FORMER editor of the International Centre for Investigative Reporting (ICIR), ‘Fisayo Soyombo, has donated all of his cash prize from the maiden People Journalism Prize for Africa to help secure the release of inmates in Nigeria’s correctional centres who are awaiting trial and “have no business in prison”.
He announced his decision on Thursday at the award ceremony held in Abuja, where he was celebrated alongside BBC journalist Kiki Mordi and human rights activist Segun Awosanya.
The donation will be managed by The Justice Project (TJP), a social initiative of Lagos-based church, Ecclesia Hills.
“My three-part investigation may have focused on the deep-seated corruption tarnishing the administration of criminal justice in Nigeria, but that isn’t the only frailty of the system,” he noted.
“One other is the huge population of awaiting-trial inmates, many of them actually in prison for trivial offences and others not even deserving of detention much less imprisonment in the first place. At Ikoyi Prison, for example, more than 3,000 inmates inhabit a prison built for 800. Of these 3,000, less than 500 are convicts; the number of awaiting-trial inmates usually hovers around 2,500.
“While I am not in a position to help the prisons service clean up its corrupt house, by donating this money, I can at least help to kick-start a process I’m hoping can snowball into prison decongestion through the freedom of scores of awaiting-trial inmates.”
The fund will be used to get adequate legal representation for the inmates, pay fines where needed, and generally support them, with special consideration given to women with babies and those with young families.
He added that he will be making a related announcement in a few days time and that he chose TJP because it is led by Abimbola Ojenika whom he has known for 16 years “as a man of integrity and a hardworking but silent force for social change”.
Soyombo dedicated the award to his late friend, Blessing Johnson, whom he described as one of his biggest cheerleaders before her death.
“When she passed on September 3, 2018, I made a little promise to myself that my next journalism award would be for her.
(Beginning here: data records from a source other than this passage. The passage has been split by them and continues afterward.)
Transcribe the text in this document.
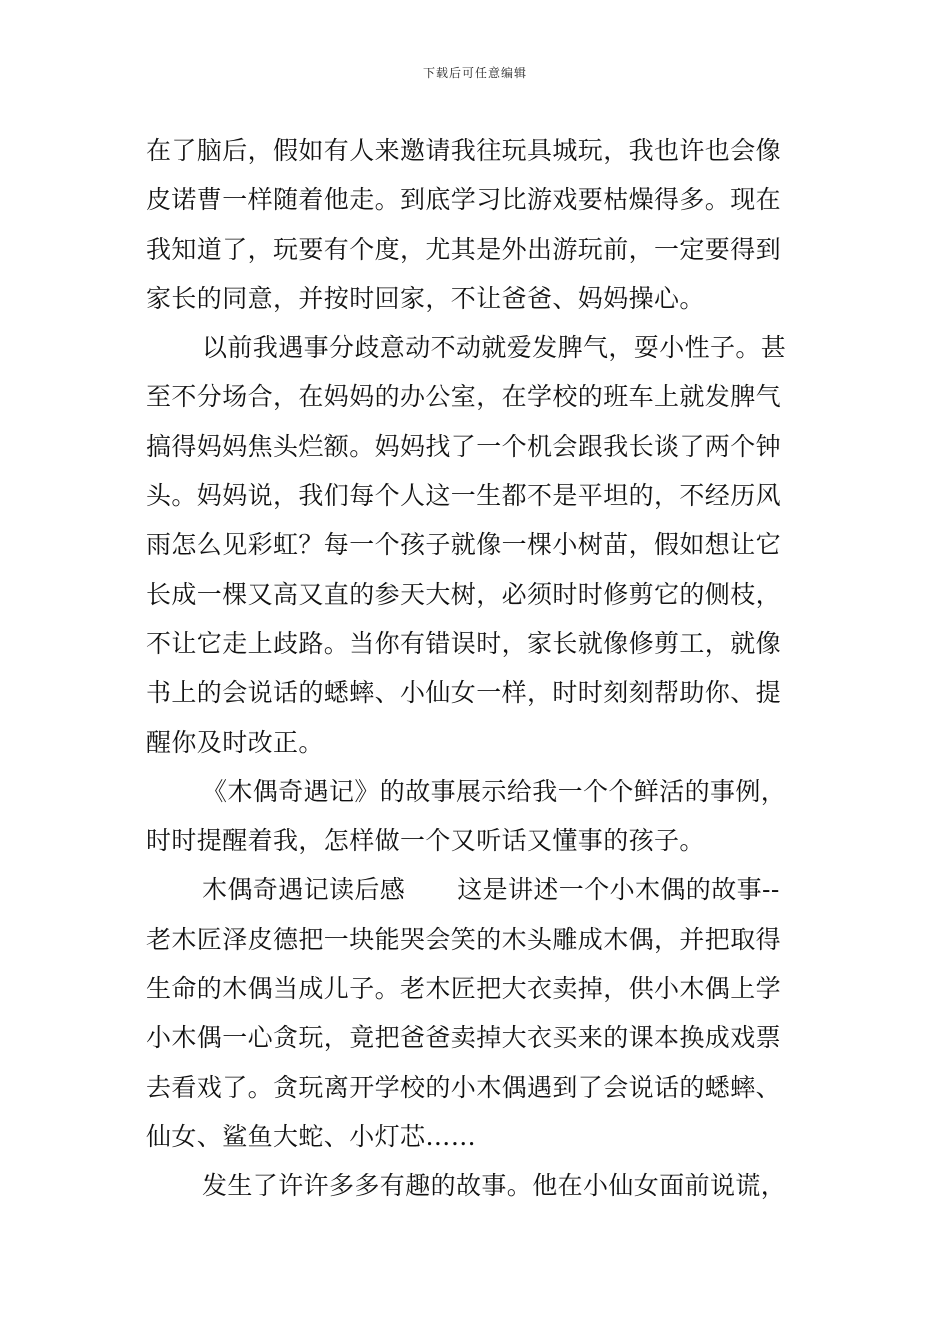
下载后可任意编辑
在了脑后，假如有人来邀请我往玩具城玩，我也许也会像
皮诺曹一样随着他走。到底学习比游戏要枯燥得多。现在
我知道了，玩要有个度，尤其是外出游玩前，一定要得到
家长的同意，并按时回家，不让爸爸、妈妈操心。
以前我遇事分歧意动不动就爱发脾气，耍小性子。甚
至不分场合，在妈妈的办公室，在学校的班车上就发脾气
搞得妈妈焦头烂额。妈妈找了一个机会跟我长谈了两个钟
头。妈妈说，我们每个人这一生都不是平坦的，不经历风
雨怎么见彩虹？每一个孩子就像一棵小树苗，假如想让它
长成一棵又高又直的参天大树，必须时时修剪它的侧枝，
不让它走上歧路。当你有错误时，家长就像修剪工，就像
书上的会说话的蟋蟀、小仙女一样，时时刻刻帮助你、提
醒你及时改正。
《木偶奇遇记》的故事展示给我一个个鲜活的事例，
时时提醒着我，怎样做一个又听话又懂事的孩子。
木偶奇遇记读后感 这是讲述一个小木偶的故事--
老木匠泽皮德把一块能哭会笑的木头雕成木偶，并把取得
生命的木偶当成儿子。老木匠把大衣卖掉，供小木偶上学
小木偶一心贪玩，竟把爸爸卖掉大衣买来的课本换成戏票
去看戏了。贪玩离开学校的小木偶遇到了会说话的蟋蟀、
仙女、鲨鱼大蛇、小灯芯……
发生了许许多多有趣的故事。他在小仙女面前说谎，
I want to thank Gatefield for helping me realise this,” he said.
He also thanked Dayo Aiyetan, Executive Director of The ICIR, and Simon Kolawole, CEO of the TheCable, whose newspapers provided funding for the award-winning report.
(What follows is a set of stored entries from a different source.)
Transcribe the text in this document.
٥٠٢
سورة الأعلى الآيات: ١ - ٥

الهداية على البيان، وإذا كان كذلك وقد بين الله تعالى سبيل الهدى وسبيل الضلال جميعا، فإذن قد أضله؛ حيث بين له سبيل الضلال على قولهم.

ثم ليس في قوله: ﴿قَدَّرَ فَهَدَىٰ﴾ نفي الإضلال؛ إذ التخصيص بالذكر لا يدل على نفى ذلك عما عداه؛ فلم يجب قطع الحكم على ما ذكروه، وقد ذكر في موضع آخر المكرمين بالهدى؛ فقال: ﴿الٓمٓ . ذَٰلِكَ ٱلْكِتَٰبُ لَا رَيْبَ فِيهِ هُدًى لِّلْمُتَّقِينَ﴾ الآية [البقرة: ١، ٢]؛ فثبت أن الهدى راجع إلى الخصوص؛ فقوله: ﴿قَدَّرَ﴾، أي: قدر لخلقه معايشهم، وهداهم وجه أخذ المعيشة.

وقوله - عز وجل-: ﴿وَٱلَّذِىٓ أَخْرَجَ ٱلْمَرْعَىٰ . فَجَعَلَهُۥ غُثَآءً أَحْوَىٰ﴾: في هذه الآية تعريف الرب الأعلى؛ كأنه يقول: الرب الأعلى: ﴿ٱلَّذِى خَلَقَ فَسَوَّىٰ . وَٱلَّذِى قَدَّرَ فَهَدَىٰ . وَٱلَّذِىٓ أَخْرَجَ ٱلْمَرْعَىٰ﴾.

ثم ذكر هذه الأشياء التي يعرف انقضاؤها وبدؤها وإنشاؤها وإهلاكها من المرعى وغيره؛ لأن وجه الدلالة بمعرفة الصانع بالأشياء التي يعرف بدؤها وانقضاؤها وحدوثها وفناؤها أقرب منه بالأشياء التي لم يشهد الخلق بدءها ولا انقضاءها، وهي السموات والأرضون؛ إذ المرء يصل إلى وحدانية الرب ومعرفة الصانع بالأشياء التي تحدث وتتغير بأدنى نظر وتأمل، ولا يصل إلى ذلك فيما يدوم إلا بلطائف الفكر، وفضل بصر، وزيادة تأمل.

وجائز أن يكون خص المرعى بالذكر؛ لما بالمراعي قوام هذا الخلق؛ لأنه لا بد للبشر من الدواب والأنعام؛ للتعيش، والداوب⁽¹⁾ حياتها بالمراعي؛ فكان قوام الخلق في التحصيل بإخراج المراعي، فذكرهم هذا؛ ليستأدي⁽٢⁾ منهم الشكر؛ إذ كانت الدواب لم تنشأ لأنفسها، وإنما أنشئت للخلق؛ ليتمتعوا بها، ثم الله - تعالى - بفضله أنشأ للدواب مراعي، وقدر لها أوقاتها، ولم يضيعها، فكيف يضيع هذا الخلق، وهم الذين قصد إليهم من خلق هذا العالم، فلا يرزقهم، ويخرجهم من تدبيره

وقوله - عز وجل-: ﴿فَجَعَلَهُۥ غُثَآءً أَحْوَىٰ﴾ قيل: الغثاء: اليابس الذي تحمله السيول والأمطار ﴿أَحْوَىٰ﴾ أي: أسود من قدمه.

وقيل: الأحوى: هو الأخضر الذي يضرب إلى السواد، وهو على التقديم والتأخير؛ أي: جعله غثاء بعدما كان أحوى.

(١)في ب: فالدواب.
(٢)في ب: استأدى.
According to Gatefield, an African boutique public strategy and media group, which instituted the prize, his undercover story published in October “exposed the entrenched nature of corruption within Nigeria’s criminal justice system”.
While delivering a keynote speech at the ceremony, Jude Ilo, Head of Nigeria Office of the Open Society Initiative for West Africa (OSIWA) noted that strong journalism is crucial for any democracy to thrive and urged journalists to be socially responsible.
“At the time Nigeria needed to find its footing, it was these journalists that gave us our voice, they are the ones who amplify our voices,” he said.
“The price of freedom and the work of journalists is very grave and we should never take it for granted. For you to keep doing this work, it requires the collective appreciation of Nigerians.”
Also at the event were Chidi Odinkalu, rights activist and professor of law; Bukky Shonibare, founder of Girl Child Africa; Hamzat Lawal, founder of Connected Development; and Johan Arvidsson,
Regional and Human Rights Affairs of the Swedish Embassy in Nigeria.